242 00:30:42.320 00:30:46.299 Uttam Kumaran: The other thing is, it’s gonna be way easier for our team to develop on me.

243 00:30:46.630 00:30:48.329 Uttam Kumaran: And we’re gonna avoid all those issues.

244 00:30:48.330 00:30:48.960 Robert Tseng: asleep.

245 00:30:48.960 00:30:58.969 Uttam Kumaran: So, okay. So, like, if that’s… yeah, so basically, I think over this next… over this month, I’ll work with, like, probably a wish to get you a simple Omni

246 00:30:59.150 00:31:05.830 Uttam Kumaran: a chat with data demo that… it’ll just be in our instance, so you can sort of, like, if you’re on a call with them, you can say, hey, we’re, like.

247 00:31:06.230 00:31:09.499 Uttam Kumaran: We’re testing things out with this tool.
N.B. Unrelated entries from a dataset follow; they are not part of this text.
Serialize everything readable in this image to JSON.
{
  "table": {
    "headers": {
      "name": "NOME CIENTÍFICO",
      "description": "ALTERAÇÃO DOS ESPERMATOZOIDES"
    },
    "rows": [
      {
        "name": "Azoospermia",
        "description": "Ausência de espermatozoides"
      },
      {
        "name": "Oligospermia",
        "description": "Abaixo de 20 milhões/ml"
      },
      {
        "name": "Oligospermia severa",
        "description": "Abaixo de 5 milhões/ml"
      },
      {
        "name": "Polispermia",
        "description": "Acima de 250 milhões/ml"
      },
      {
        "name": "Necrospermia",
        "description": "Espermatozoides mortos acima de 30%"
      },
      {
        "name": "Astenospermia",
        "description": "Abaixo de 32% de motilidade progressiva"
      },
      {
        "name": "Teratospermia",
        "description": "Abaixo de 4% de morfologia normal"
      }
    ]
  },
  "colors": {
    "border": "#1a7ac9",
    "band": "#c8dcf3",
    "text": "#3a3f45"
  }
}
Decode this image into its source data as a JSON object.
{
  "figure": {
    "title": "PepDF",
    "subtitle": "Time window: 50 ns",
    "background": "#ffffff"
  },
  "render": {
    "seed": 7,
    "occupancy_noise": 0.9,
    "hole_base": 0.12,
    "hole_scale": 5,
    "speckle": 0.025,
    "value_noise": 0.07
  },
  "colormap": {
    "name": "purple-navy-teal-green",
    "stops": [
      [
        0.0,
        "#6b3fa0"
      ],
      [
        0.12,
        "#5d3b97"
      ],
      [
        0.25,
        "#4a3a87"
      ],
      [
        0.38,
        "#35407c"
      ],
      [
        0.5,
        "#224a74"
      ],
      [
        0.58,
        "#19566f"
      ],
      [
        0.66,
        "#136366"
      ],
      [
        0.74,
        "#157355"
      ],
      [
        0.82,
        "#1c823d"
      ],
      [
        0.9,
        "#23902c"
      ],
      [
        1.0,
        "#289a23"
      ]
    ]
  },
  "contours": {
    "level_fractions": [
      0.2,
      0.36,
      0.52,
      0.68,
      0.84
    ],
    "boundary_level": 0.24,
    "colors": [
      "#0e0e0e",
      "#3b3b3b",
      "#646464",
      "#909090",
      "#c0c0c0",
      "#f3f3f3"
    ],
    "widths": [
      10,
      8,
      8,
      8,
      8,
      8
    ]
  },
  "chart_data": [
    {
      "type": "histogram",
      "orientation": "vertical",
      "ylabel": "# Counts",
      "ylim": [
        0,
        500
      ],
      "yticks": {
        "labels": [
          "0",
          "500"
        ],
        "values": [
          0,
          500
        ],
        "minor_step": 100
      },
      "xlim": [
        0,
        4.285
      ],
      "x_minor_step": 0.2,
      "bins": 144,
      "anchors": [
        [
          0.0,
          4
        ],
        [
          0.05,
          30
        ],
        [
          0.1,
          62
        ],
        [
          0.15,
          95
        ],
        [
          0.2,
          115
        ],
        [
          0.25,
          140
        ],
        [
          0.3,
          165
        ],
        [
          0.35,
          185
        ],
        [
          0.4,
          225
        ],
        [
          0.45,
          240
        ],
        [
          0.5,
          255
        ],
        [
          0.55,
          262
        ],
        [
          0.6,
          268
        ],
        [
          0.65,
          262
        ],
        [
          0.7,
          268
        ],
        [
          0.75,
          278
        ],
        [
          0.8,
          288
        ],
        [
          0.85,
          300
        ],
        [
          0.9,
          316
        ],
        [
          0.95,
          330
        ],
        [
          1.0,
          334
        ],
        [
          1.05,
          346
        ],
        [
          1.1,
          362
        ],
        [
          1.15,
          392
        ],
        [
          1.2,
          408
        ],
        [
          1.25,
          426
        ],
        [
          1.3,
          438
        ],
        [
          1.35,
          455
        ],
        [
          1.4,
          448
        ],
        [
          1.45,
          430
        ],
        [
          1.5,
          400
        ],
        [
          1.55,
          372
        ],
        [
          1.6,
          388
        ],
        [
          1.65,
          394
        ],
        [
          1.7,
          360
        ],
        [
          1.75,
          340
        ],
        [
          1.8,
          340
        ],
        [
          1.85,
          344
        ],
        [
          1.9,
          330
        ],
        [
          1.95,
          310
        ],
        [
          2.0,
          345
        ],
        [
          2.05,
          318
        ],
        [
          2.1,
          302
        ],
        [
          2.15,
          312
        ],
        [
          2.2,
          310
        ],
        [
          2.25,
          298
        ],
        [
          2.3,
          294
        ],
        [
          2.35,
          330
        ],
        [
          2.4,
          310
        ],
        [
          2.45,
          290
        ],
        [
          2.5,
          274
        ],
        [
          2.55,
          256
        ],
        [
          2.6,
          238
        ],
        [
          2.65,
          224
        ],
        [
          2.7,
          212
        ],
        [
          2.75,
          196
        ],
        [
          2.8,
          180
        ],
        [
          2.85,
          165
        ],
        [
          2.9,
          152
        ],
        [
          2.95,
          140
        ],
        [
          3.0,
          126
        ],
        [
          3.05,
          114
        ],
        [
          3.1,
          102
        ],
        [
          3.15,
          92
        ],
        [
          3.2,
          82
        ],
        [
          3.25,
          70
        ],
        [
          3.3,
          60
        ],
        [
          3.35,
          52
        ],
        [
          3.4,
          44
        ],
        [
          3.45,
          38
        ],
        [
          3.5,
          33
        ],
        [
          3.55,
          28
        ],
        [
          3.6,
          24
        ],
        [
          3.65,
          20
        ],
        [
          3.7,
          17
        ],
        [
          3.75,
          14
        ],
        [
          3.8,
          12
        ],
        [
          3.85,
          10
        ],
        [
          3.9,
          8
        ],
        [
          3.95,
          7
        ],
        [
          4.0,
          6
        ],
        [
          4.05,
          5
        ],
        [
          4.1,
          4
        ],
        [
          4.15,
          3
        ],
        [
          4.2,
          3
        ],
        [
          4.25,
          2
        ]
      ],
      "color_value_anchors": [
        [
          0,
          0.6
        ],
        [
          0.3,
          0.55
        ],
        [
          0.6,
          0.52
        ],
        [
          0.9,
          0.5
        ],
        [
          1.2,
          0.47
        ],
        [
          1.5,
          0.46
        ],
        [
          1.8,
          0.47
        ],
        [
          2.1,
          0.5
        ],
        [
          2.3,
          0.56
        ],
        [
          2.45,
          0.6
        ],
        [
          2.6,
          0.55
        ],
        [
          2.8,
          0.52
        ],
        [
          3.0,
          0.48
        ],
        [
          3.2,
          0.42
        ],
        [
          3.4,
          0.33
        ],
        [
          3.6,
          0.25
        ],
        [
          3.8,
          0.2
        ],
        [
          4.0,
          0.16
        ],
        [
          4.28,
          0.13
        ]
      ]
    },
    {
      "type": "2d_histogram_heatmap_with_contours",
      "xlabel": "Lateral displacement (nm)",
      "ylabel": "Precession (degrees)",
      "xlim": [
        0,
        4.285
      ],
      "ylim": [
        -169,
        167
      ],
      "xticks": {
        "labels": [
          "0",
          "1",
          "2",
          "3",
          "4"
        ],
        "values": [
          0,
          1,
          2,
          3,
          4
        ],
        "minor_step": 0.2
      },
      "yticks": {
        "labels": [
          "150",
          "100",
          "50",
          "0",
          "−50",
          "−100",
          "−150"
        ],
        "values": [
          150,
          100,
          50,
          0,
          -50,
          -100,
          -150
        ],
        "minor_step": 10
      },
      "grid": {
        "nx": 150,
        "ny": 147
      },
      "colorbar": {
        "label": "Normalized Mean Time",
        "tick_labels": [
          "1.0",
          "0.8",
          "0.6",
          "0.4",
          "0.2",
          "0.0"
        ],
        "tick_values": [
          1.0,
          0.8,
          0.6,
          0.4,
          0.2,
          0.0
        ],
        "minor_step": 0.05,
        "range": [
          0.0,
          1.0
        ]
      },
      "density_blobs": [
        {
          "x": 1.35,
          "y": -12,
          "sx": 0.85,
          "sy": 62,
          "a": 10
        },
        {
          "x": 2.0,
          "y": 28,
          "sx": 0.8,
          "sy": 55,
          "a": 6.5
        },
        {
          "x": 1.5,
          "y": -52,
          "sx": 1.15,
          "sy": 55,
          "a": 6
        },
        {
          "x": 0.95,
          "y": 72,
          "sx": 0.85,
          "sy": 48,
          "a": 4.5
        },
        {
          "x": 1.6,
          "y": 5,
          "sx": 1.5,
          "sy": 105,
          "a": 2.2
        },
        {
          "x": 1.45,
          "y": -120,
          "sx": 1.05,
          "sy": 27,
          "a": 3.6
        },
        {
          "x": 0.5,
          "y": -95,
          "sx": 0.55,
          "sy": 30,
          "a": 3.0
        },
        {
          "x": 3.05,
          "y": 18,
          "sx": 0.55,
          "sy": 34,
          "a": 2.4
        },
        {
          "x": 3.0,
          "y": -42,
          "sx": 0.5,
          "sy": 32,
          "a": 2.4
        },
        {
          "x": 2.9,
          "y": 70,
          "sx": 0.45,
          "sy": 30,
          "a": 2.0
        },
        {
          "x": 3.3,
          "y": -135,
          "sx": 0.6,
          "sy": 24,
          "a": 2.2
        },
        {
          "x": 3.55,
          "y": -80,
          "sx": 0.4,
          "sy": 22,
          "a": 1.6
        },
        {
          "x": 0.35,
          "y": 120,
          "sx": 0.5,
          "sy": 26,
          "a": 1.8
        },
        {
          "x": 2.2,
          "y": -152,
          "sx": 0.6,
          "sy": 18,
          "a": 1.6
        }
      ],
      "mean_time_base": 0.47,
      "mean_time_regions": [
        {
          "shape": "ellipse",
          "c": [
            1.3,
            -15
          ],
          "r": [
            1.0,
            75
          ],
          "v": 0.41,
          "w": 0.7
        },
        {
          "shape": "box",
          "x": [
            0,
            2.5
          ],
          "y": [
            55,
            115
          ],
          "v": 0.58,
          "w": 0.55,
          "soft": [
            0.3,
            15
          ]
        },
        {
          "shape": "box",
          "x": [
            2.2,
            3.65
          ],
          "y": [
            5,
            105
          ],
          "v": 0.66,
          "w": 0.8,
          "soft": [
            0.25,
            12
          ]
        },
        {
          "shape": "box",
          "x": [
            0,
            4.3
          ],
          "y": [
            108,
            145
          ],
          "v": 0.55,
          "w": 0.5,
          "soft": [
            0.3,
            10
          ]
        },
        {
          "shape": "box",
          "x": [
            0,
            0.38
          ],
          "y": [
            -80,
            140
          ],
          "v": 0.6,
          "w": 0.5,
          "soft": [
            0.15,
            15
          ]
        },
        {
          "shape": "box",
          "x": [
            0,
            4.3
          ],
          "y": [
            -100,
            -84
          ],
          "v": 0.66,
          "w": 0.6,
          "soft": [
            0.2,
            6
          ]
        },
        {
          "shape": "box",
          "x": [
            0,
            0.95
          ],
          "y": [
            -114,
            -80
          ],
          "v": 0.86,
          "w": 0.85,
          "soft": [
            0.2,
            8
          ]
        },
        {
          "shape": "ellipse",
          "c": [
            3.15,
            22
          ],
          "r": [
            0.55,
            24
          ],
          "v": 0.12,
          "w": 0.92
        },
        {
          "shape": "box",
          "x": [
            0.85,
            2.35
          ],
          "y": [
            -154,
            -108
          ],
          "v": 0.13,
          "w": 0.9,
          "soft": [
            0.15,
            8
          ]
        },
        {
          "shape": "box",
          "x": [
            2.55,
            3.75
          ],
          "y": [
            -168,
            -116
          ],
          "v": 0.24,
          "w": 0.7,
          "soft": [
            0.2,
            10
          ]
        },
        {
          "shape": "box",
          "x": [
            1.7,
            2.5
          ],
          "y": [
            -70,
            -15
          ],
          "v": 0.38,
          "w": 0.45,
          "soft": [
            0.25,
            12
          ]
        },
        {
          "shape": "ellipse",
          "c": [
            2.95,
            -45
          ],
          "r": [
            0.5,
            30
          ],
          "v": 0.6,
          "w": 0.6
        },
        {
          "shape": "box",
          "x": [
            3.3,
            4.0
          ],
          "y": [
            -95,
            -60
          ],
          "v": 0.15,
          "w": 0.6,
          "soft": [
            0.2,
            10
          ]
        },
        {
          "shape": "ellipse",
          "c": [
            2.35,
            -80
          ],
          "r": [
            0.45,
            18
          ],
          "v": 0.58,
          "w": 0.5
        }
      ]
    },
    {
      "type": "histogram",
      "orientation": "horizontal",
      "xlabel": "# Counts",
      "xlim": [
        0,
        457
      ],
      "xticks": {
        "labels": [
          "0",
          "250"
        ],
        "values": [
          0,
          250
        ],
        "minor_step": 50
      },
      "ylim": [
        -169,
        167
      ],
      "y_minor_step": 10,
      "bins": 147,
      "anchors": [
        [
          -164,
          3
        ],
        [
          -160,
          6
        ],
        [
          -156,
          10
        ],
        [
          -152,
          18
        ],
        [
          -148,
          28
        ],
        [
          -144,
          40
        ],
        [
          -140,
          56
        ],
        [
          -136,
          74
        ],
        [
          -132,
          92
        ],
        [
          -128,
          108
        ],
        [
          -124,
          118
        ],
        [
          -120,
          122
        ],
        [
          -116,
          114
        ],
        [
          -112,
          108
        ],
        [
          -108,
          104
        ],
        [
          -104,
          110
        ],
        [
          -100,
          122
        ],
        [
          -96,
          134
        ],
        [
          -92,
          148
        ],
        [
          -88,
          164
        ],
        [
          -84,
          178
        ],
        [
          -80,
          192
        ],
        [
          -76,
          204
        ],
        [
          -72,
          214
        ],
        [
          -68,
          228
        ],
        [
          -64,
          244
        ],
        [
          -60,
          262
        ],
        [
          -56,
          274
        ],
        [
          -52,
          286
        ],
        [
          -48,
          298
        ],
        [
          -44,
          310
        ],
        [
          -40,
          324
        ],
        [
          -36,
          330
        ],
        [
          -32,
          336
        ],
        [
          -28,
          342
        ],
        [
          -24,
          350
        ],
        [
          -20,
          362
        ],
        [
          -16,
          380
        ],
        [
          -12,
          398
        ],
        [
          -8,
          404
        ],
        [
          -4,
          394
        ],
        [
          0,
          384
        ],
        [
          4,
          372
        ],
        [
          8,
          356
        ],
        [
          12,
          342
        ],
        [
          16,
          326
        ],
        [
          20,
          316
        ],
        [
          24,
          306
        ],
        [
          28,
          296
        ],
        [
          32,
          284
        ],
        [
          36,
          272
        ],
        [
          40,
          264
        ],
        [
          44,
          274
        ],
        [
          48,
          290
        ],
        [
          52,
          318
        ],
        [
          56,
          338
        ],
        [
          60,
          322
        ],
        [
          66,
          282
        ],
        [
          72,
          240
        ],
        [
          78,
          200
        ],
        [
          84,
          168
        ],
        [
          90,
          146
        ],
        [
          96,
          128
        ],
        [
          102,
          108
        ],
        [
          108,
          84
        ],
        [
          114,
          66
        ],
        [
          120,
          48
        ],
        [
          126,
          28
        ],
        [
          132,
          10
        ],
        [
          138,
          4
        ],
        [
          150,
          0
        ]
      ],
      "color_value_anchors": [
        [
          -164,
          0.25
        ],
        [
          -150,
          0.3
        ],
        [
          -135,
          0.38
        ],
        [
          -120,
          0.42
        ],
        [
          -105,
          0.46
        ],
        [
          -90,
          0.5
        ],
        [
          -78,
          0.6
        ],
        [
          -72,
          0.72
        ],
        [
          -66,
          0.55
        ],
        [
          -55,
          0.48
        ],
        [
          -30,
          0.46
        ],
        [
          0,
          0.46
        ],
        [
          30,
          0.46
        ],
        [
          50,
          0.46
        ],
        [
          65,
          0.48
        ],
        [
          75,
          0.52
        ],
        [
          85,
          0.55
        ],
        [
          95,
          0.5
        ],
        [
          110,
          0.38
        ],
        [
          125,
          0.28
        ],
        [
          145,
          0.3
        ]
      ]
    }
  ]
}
Could be…

248 00:31:09.810 00:31:10.460 Robert Tseng: Yeah.

249 00:31:10.630 00:31:11.330 Uttam Kumaran: Yeah, or whatever.

250 00:31:11.330 00:31:17.089 Robert Tseng: I already pay around, like, 30, 35K a year for Tableau, so, like, it’s… it’s not a…

251 00:31:17.090 00:31:17.540 Uttam Kumaran: It’s showing.

252 00:31:17.540 00:31:19.070 Robert Tseng: It’d be a budget problem, yeah.

253 00:31:19.070 00:31:19.610 Uttam Kumaran: No.

254 00:31:21.070 00:31:31.969 Uttam Kumaran: This’ll be cheaper, and Omni will pay for some of our services, so it’s like a complete no-brainer on the cost side, if I’ll just… so I’ll just get you all the details.

255 00:31:31.980 00:31:32.890 Robert Tseng: Okay.

256 00:31:33.400 00:31:34.090 Robert Tseng: Cool.

257 00:31:35.480 00:31:39.050 Robert Tseng: Alright. That’s… those are the main things. Thanks, guys.

258 00:31:39.310 00:31:41.240 Uttam Kumaran: Okay. Thank you guys. Thanks, Sam. Appreciate it.